Çok kısa bir süre önecesine kadar Qewaller sadece birbirleri ile evlenebilirlerdi. 1950 yılında Mir ve Baba Şeyh aldıkları bir karar ile, sayıları hızla azalan qewallerin, mürid sınıfından olanlar ile evlenebilmelerini sağladılar. Qewaller, Musul´a 35 km mesafede bulunan Basik ve Bahzani köylerinde yaşamaktadırlar. 

Qewaller tüm dini şiirler ile ezidilerin sözlü dini hikayelerini babalarından öğrenir ve ezberlerler. Kutsal iki kitapları dışında Ezidilerin inançları hiçbir yerde yazılı olamadığından onlar ezidilerin dini hafızasıdırlar. Şeyh Adi´nin reformlarından beri, geleneksel hikaye, şiir ve tarihi öğrenme ve aktarma görevi qawellere verilmiştir. Yaşlı qewaller, Bahzani köyünde özel oturumlar ile genç qewallere dini bilgileri nasıl ezberleyebileceklerini öğretirler. 

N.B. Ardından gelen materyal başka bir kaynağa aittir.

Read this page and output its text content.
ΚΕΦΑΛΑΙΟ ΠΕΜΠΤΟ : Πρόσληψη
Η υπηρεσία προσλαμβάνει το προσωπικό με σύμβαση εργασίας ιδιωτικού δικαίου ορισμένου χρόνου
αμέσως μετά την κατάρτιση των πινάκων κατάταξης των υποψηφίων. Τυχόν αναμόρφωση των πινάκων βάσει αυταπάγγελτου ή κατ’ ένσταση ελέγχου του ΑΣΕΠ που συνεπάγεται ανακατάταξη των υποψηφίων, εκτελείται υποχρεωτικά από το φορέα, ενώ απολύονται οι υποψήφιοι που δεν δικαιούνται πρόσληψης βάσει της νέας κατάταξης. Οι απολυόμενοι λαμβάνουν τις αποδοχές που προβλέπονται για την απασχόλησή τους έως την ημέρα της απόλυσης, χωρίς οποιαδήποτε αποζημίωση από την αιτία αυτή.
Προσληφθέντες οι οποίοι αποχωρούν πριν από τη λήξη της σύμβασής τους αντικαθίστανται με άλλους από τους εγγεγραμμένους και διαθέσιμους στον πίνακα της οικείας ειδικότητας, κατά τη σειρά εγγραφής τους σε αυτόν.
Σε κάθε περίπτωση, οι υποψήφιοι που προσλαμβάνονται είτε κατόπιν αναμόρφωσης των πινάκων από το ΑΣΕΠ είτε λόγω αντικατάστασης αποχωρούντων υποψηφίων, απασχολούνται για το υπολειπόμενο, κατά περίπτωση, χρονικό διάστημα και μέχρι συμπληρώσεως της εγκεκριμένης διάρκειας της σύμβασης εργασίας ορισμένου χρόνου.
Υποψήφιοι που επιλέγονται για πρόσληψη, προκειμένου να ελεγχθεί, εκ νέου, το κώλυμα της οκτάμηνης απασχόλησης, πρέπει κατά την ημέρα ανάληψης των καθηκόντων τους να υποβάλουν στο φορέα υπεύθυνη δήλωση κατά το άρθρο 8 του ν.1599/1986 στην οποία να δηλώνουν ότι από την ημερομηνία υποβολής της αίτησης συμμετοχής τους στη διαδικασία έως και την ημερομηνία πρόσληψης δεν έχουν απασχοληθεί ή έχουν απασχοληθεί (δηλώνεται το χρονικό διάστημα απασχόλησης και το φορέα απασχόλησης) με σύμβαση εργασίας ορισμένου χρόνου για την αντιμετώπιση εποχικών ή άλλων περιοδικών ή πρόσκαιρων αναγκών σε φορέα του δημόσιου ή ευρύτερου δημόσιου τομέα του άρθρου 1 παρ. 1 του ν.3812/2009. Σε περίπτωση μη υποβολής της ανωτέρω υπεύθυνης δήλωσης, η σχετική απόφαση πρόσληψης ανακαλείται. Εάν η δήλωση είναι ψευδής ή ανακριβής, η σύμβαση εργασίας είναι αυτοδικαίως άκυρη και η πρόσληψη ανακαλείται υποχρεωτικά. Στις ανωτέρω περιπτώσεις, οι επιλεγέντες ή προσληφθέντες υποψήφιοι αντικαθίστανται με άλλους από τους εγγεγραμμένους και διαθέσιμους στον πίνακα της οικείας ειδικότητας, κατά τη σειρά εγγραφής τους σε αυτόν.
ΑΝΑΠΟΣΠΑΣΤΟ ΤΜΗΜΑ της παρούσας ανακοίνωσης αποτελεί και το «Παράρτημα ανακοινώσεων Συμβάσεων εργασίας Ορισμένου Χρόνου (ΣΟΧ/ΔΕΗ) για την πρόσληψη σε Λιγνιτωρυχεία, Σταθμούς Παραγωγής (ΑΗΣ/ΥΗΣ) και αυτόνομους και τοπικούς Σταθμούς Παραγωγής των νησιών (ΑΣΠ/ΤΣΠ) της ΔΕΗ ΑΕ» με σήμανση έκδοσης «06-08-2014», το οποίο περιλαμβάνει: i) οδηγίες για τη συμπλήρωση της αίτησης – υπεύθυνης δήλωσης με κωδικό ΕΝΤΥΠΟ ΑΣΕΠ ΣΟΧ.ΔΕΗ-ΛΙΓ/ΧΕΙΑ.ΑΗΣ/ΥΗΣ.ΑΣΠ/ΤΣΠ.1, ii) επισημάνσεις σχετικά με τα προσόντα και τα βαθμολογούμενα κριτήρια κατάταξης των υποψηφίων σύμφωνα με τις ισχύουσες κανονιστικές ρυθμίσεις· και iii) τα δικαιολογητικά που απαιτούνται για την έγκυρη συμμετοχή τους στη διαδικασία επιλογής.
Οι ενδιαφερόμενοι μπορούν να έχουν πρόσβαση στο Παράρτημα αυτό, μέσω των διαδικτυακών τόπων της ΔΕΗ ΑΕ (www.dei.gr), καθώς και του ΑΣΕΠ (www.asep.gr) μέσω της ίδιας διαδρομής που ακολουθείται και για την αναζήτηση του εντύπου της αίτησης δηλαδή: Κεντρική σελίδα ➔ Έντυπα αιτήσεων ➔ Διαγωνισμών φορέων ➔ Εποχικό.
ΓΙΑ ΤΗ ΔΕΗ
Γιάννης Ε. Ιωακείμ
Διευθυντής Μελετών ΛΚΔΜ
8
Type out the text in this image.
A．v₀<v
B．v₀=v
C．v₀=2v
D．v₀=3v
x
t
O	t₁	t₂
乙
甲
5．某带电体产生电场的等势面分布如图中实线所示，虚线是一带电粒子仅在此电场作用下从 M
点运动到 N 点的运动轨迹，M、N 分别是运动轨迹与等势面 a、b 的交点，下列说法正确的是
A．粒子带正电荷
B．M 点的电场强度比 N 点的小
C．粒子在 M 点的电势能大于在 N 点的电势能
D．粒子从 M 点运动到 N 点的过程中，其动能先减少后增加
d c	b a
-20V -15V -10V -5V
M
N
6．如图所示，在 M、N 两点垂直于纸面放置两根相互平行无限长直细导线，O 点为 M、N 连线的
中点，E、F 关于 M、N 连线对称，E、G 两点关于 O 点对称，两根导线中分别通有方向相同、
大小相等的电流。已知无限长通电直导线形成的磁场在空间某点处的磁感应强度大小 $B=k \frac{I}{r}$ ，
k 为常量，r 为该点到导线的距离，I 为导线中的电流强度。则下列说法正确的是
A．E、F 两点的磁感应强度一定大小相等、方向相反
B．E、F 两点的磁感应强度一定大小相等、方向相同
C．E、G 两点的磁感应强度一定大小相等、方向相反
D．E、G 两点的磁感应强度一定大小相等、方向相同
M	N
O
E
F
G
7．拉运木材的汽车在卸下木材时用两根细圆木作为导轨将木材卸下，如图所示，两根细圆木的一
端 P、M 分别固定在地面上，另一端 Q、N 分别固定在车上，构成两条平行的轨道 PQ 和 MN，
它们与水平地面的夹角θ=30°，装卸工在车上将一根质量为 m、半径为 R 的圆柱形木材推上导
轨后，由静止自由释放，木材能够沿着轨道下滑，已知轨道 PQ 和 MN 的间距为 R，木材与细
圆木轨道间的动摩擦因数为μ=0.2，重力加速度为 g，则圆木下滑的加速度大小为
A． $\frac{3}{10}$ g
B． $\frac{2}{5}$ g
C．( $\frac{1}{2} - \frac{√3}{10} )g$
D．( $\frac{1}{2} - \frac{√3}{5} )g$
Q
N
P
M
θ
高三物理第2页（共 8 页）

Qewaler, köylere yaptıkları gezilerde ve düzenledikleri seremonilerde yanlarında tavuz meleğini sembolize eden küçük bir heykel taşırlar. Dini türküler söylerler. Qewaller, kutsal ´Berat` denilen Laleş´ten getirilen toprakdan yapılan küçük, yuvarlak taşları dağıtırlar. Bu taşlar, kutsal heykelin etrafında dönerken dağıtılır. Taşlar, ezidileri hastalık ve fenalıklaran korur. Avrupa´da da birçok ezidi evlerinde bu taşlar bulunur. 

Koçek

Bu kelime kürtçede iki kelimenin birleşimi ile oluşturulmuştur: Kulak anlamına gelen Guh ile çok iyi anlamına gelen Çek veya Çak. Yani iki kelimenin bileşimi ´çok iyi kulak´ anlamına gelir ve koçeklerin görünmeyen diyardan sesleri duyabildiğini ifade eder. Koçekler dini ainleri yönetirler. Şeyh veya pirin hazır bulunmadığı durumlarda geleneksel ölü yıkaması görevini üstlenirler. Ancak bir koçeğin en önemli görevi ölen ruhun kaderi hakkında bilgi vermektedir. Aynı zamanda dua ve rüya yorunları yapar.  Koçek dini tören ve ainlerde görünmeyen dünya ile bağlantı kurar. Koçek olabilmek için özel doğa üstü yeteneklere sahip olmak gerekir ve bunlar Laleş´te kutsal mekanda Ezidilerin dini lideri tarafından sınanır.          

Feqir

Feqir yada Fakir (yoksul), tüm dünyavi varlıktan vazgeçmiş kişidir. Feqir sadece tanrıya hizmet etmeyi yaşam vazifesi yapmıştır. 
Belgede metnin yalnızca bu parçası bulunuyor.